Un peu plus loin, les sonos de la CGT crachent les standards de Trust et de Gil Scott-Heron. Une autre génération. Le cortège vient passer devant la mairie de Marseille. En tête, l'intersyndicale imprime un rythme lent, entraînant un cortège d'environ quinze mille personnes sous le soleil. Moins que les semaines passées, mais avec l'idée que les rangs se gonfleront à nouveau samedi. Réunis en première ligne, les leaders syndicaux des Bouches-du-Rhône se chambrent gentiment. L'atmosphère est détendue, comme une marche de transition avant samedi, où on s'attend à un public différent.
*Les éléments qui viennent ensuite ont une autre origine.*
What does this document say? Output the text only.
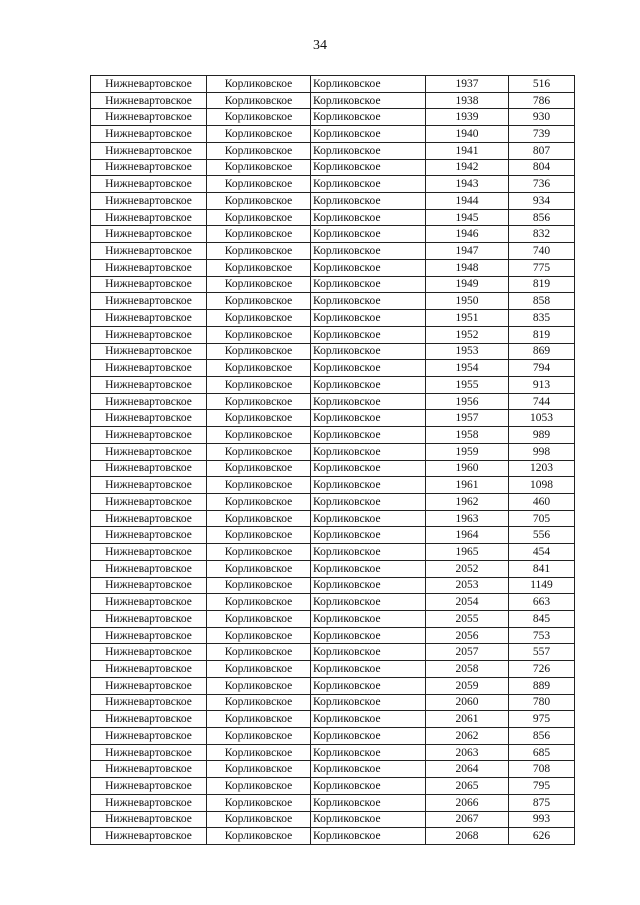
34
Нижневартовское	Корликовское	Корликовское	1937	516
Нижневартовское	Корликовское	Корликовское	1938	786
Нижневартовское	Корликовское	Корликовское	1939	930
Нижневартовское	Корликовское	Корликовское	1940	739
Нижневартовское	Корликовское	Корликовское	1941	807
Нижневартовское	Корликовское	Корликовское	1942	804
Нижневартовское	Корликовское	Корликовское	1943	736
Нижневартовское	Корликовское	Корликовское	1944	934
Нижневартовское	Корликовское	Корликовское	1945	856
Нижневартовское	Корликовское	Корликовское	1946	832
Нижневартовское	Корликовское	Корликовское	1947	740
Нижневартовское	Корликовское	Корликовское	1948	775
Нижневартовское	Корликовское	Корликовское	1949	819
Нижневартовское	Корликовское	Корликовское	1950	858
Нижневартовское	Корликовское	Корликовское	1951	835
Нижневартовское	Корликовское	Корликовское	1952	819
Нижневартовское	Корликовское	Корликовское	1953	869
Нижневартовское	Корликовское	Корликовское	1954	794
Нижневартовское	Корликовское	Корликовское	1955	913
Нижневартовское	Корликовское	Корликовское	1956	744
Нижневартовское	Корликовское	Корликовское	1957	1053
Нижневартовское	Корликовское	Корликовское	1958	989
Нижневартовское	Корликовское	Корликовское	1959	998
Нижневартовское	Корликовское	Корликовское	1960	1203
Нижневартовское	Корликовское	Корликовское	1961	1098
Нижневартовское	Корликовское	Корликовское	1962	460
Нижневартовское	Корликовское	Корликовское	1963	705
Нижневартовское	Корликовское	Корликовское	1964	556
Нижневартовское	Корликовское	Корликовское	1965	454
Нижневартовское	Корликовское	Корликовское	2052	841
Нижневартовское	Корликовское	Корликовское	2053	1149
Нижневартовское	Корликовское	Корликовское	2054	663
Нижневартовское	Корликовское	Корликовское	2055	845
Нижневартовское	Корликовское	Корликовское	2056	753
Нижневартовское	Корликовское	Корликовское	2057	557
Нижневартовское	Корликовское	Корликовское	2058	726
Нижневартовское	Корликовское	Корликовское	2059	889
Нижневартовское	Корликовское	Корликовское	2060	780
Нижневартовское	Корликовское	Корликовское	2061	975
Нижневартовское	Корликовское	Корликовское	2062	856
Нижневартовское	Корликовское	Корликовское	2063	685
Нижневартовское	Корликовское	Корликовское	2064	708
Нижневартовское	Корликовское	Корликовское	2065	795
Нижневартовское	Корликовское	Корликовское	2066	875
Нижневартовское	Корликовское	Корликовское	2067	993
Нижневартовское	Корликовское	Корликовское	2068	626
La présence des jeunes est déterminante.

« On ira chercher ceux qui ne peuvent pas manifester aujourd'hui, parce que ça commence à faire beaucoup, mais qui sont toujours déterminés à faire plier le gouvernement, indique Franck Bergamini, secrétaire départemental de Force ouvrière. On compte aussi sur les jeunes. Ils sont une clé pour que le mouvement s'enracine. Ils sont comme le dentifrice. Une fois qu'ils sont sortis du tube, impossible de les faire rentrer. » À ses côtés, Olivier Mateu, le leader de la CGT, se marre. « On a besoin des jeunes, leur présence est déterminante, C'est un tout. De la même manière qu'on a besoin de se mobiliser dans la rue et de multiplier les grèves. »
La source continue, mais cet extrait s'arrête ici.